Nevertheless, there seems to be clear victories of screening in some settings for breast cancer and also perhaps for prostate cancer too so what would you place as the top priorities for effort in the Indian situation in order to reduce the burden of these common cancers?

In India prostate cancer is extremely low, we have a prostate cancer incidence which is below five per hundred thousand as against somewhere like 70-100 per hundred thousand in the majority of the Western countries. So I’m not so much worried at the moment. I would look at it in a decade down the line.

And also, of course, the preventive aspect is important.

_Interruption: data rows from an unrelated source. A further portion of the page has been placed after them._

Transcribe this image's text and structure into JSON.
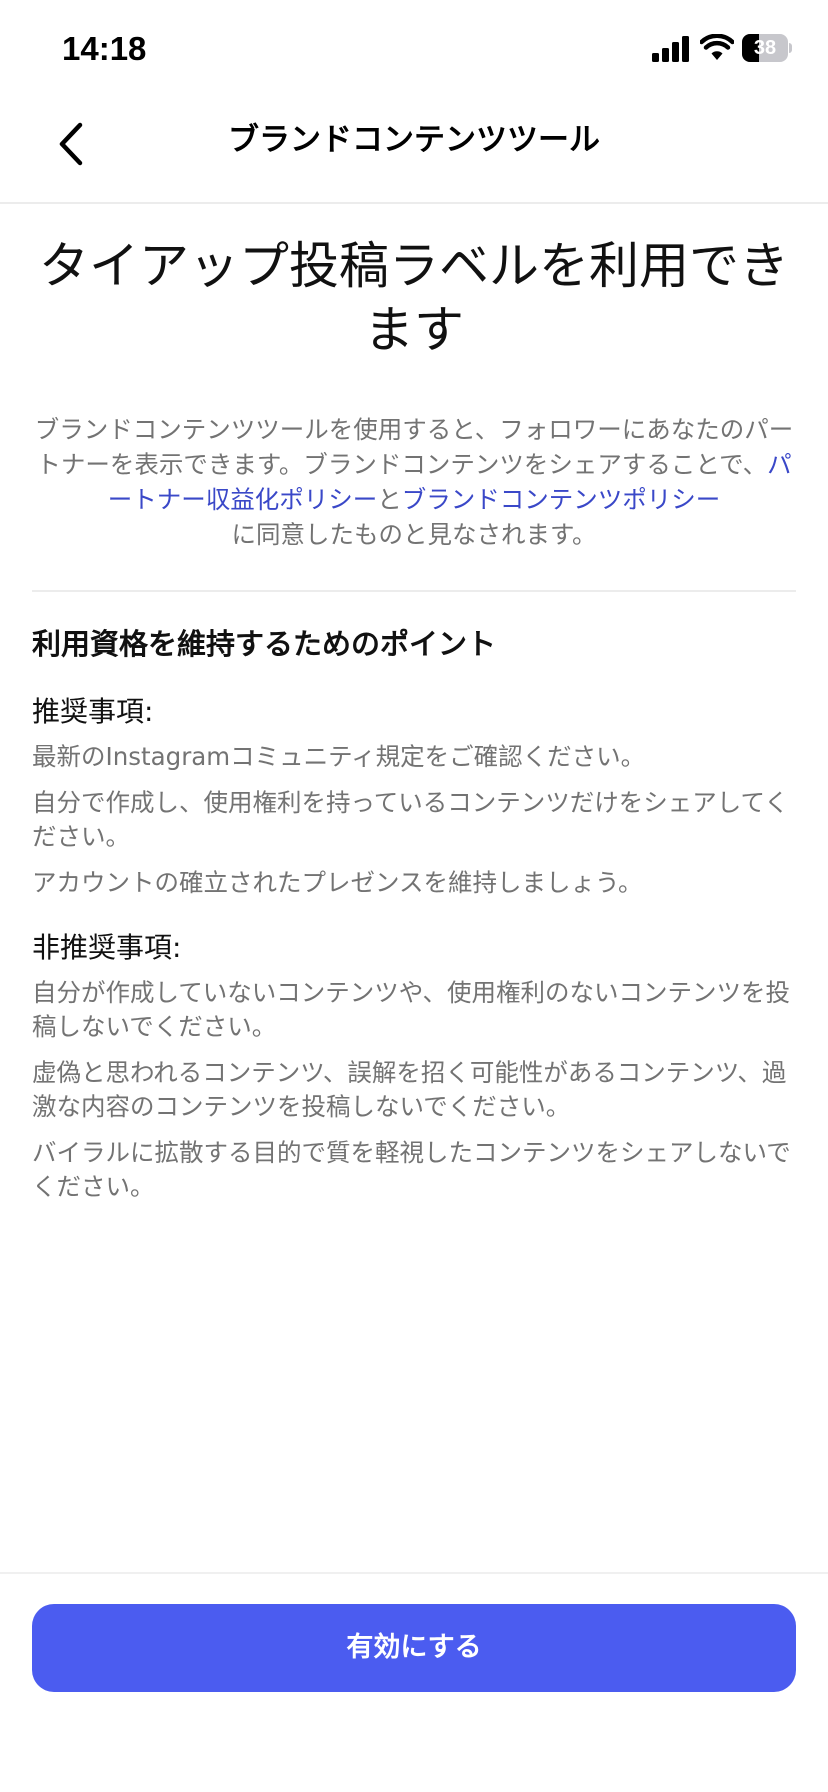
{
  "status_bar": {
    "time": "14:18",
    "battery_percent": 38,
    "icons": [
      "signal-icon",
      "wifi-icon",
      "battery-icon"
    ]
  },
  "nav": {
    "back_icon": "chevron-left-icon",
    "title": "ブランドコンテンツツール"
  },
  "main": {
    "headline": "タイアップ投稿ラベルを利用できます",
    "intro": {
      "text_1": "ブランドコンテンツツールを使用すると、フォロワーにあなたのパートナーを表示できます。ブランドコンテンツをシェアすることで、",
      "link_1": "パートナー収益化ポリシー",
      "text_2": "と",
      "link_2": "ブランドコンテンツポリシー",
      "text_3": "に同意したものと見なされます。"
    },
    "points_heading": "利用資格を維持するためのポイント",
    "dos": {
      "heading": "推奨事項:",
      "items": [
        "最新のInstagramコミュニティ規定をご確認ください。",
        "自分で作成し、使用権利を持っているコンテンツだけをシェアしてください。",
        "アカウントの確立されたプレゼンスを維持しましょう。"
      ]
    },
    "donts": {
      "heading": "非推奨事項:",
      "items": [
        "自分が作成していないコンテンツや、使用権利のないコンテンツを投稿しないでください。",
        "虚偽と思われるコンテンツ、誤解を招く可能性があるコンテンツ、過激な内容のコンテンツを投稿しないでください。",
        "バイラルに拡散する目的で質を軽視したコンテンツをシェアしないでください。"
      ]
    }
  },
  "footer": {
    "enable_label": "有効にする"
  },
  "colors": {
    "accent": "#4b5cf0",
    "link": "#3a48c8",
    "secondary_text": "#737373"
  }
}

Indians are obviously doing the right things at the moment or in the past.

Yes, from the prevention point of view there are two or three things which are working well for India. One is anti-tobacco. Tobacco almost accounts for 40% of cancers and that is a prime target for government and all the non-government agencies to see that it is reduced. The second bit is infection related cancers which are also down in the last decade or so, whether it is uterine cervical cancer, whether it is penile cancer, whether it is stomach cancer, any of these are reducing with time with plain, simple interventions like running water and good sanitation.

What about diet as well in India because you have a very interesting diet?

The third bit that colon cancer is low entirely because of the huge amount of vegetarian diet with high roughage that goes in. So when somebody says that I’m non-vegetarian in India he probably has either meat or chicken or fish twice a week and he would term himself as non-vegetarian and he will have five different vegetables with it.

So what are you doing as Director of the Tata Medical Memorial Centre to keep things that way so that you do not get these common cancers?

We do try and explain to everybody that what you’re doing at the moment is excellent, don’t change.

Don’t eat this fast food.

And the second bit is exercise. In metropolitan India obesity is a rising problem and we are doing enough proactively to see that if it reduces. In fact, we’ve convinced the government to see that instead of having a mass transport which takes people through vehicles, let there be travelators up to about 5km.

So they walk a little bit as well.

They walk.

Yes. Well, look, there’s so much we could talk about, Rajendra, it’s great to see you here. Thank you so far and we look with growing interest at the Indian situation. Thank you very much.

A pleasure talking to you. Thank you.